Some of the major issue faced by Coca Cola are; Company is facing Strong competition from Tubainas so their Market share is decreasing due to increase in Tubainas, and their regional presence at low cost. Company is facing Decrease in its Profitability By its decision of price cut to compete with Tubainas who are low priced. Company has used many new expensive strategies to improve its operations and undercut competitor’s products, which caused greater reduction in profits. Company is also facing unfair competition from illegal and non tax paying companies.

In Brazil many companies operate who are not registered and illegal and don’t pay taxes, which help them to be low cost, and offer their products at low price There are many Local companies who are stealing market share of Global companies, Brazilian customers are price sensitive and they are not loyal to brands, so the locals who offer low priced products are preferred, and their market share is increasing day by day. For coca cola it’s very difficult to cut its costs while increase its revenues and profits.

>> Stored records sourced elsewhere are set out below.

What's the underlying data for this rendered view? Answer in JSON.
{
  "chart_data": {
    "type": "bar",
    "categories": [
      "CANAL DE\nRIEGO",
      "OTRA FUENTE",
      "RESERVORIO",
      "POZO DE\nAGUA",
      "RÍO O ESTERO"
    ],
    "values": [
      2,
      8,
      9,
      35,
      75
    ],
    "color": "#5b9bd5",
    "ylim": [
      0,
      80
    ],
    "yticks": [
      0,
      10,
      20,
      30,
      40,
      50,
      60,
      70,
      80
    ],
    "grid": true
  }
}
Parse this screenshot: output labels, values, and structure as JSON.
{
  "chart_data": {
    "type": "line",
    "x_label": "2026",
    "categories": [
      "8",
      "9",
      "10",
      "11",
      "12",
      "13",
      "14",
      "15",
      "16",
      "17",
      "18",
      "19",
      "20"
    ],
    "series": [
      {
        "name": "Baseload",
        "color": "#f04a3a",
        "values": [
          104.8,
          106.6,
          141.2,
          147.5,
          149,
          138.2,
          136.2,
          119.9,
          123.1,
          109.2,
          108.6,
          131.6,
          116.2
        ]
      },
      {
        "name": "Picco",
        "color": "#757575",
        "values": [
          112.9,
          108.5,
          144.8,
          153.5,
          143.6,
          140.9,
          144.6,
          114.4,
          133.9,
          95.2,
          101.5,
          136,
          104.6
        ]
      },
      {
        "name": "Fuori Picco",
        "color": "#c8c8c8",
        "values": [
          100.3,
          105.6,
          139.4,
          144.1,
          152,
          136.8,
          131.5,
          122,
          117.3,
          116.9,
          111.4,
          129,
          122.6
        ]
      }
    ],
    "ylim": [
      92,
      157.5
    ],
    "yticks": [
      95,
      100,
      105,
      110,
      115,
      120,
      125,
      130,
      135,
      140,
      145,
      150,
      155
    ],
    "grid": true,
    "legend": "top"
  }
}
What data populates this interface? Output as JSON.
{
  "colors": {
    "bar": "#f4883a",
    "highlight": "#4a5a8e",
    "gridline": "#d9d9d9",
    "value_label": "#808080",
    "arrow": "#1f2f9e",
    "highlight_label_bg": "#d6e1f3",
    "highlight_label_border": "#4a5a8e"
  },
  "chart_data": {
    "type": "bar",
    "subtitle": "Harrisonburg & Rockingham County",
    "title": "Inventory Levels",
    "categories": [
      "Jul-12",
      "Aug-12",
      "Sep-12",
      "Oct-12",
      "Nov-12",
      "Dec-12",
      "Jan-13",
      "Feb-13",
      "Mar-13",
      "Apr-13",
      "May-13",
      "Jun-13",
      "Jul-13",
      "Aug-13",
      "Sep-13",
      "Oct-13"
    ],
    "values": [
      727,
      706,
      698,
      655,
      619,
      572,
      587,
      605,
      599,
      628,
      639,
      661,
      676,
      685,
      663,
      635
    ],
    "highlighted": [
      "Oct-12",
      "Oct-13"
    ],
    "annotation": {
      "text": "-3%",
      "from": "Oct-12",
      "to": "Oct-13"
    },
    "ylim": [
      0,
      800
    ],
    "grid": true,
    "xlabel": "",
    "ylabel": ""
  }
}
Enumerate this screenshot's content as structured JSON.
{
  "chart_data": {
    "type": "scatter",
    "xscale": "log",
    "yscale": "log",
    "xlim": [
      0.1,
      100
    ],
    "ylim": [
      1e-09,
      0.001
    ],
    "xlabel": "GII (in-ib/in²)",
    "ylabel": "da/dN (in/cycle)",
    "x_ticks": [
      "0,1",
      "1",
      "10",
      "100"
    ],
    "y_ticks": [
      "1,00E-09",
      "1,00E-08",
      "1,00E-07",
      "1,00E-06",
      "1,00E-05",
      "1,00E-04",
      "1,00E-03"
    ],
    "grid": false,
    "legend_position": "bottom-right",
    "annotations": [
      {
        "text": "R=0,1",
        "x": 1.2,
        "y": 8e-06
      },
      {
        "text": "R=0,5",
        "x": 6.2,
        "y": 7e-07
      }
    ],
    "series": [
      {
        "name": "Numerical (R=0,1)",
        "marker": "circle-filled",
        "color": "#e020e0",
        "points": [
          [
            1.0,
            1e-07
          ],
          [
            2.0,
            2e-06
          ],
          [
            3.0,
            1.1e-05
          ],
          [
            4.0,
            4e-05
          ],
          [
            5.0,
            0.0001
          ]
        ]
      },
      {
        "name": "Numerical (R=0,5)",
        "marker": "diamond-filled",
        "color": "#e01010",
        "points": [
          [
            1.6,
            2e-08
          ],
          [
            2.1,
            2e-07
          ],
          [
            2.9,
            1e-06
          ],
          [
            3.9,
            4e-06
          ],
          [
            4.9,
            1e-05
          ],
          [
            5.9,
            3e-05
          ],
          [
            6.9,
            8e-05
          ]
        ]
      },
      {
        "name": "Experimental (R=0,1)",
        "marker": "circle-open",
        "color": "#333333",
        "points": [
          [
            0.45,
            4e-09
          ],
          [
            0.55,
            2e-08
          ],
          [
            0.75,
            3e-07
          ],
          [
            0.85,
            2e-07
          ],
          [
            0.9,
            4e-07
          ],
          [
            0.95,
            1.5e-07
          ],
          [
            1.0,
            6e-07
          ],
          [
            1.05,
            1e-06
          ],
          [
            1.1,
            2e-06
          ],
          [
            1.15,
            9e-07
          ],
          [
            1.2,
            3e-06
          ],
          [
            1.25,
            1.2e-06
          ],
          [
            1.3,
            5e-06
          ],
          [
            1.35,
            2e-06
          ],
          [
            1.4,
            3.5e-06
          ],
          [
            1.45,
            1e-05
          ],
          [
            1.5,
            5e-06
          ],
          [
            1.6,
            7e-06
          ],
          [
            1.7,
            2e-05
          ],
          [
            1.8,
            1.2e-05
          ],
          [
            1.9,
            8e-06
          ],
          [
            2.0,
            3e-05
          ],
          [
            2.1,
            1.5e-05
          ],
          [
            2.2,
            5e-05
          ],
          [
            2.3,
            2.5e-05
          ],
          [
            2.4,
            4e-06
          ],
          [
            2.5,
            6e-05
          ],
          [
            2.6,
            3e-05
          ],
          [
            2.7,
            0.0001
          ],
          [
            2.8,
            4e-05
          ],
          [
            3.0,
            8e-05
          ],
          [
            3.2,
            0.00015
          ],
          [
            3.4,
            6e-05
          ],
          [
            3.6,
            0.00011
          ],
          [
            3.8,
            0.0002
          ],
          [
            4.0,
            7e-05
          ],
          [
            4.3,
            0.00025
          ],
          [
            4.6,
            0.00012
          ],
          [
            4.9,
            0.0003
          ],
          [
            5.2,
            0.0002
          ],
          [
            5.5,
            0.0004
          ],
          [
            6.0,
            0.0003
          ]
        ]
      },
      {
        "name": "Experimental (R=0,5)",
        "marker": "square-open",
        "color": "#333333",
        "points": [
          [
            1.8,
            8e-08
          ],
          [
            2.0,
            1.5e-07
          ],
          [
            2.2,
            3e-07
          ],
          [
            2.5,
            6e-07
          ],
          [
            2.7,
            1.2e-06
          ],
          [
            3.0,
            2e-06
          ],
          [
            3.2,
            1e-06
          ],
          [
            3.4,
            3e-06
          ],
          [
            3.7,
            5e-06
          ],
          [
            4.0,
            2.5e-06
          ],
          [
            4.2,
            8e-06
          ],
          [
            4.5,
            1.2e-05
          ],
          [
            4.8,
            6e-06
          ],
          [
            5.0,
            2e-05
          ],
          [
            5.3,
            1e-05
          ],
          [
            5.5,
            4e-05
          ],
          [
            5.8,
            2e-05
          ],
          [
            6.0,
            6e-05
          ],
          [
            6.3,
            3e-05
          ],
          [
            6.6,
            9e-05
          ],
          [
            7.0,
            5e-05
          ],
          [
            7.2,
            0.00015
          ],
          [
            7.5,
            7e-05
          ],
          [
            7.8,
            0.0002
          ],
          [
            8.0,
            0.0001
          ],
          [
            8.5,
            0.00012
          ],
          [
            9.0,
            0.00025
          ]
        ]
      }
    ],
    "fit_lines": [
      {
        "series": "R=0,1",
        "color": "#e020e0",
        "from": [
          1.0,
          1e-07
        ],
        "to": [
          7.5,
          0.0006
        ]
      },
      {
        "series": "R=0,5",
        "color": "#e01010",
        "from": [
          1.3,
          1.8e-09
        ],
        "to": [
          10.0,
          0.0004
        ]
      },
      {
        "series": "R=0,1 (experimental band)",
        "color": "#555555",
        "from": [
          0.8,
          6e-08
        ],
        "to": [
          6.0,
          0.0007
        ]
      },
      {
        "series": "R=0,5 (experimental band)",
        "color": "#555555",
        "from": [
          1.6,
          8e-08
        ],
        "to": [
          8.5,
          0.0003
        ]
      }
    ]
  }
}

Its being very difficult to be at low cost as every other player in the industry is trying to use same strategy to reduce costs, and be cost efficient, for providing low price products. At the end this report contain a solution proposed to coca cola that it must acquire existing regional companies with preferred taste to lower down competitive pressure. With cola drinks Brazilian market also prefer some local drinks, in which company is not yet present, and have started to enter into that market segment, with Guarana Kuat, so company should increase its operations in local preferred drinks.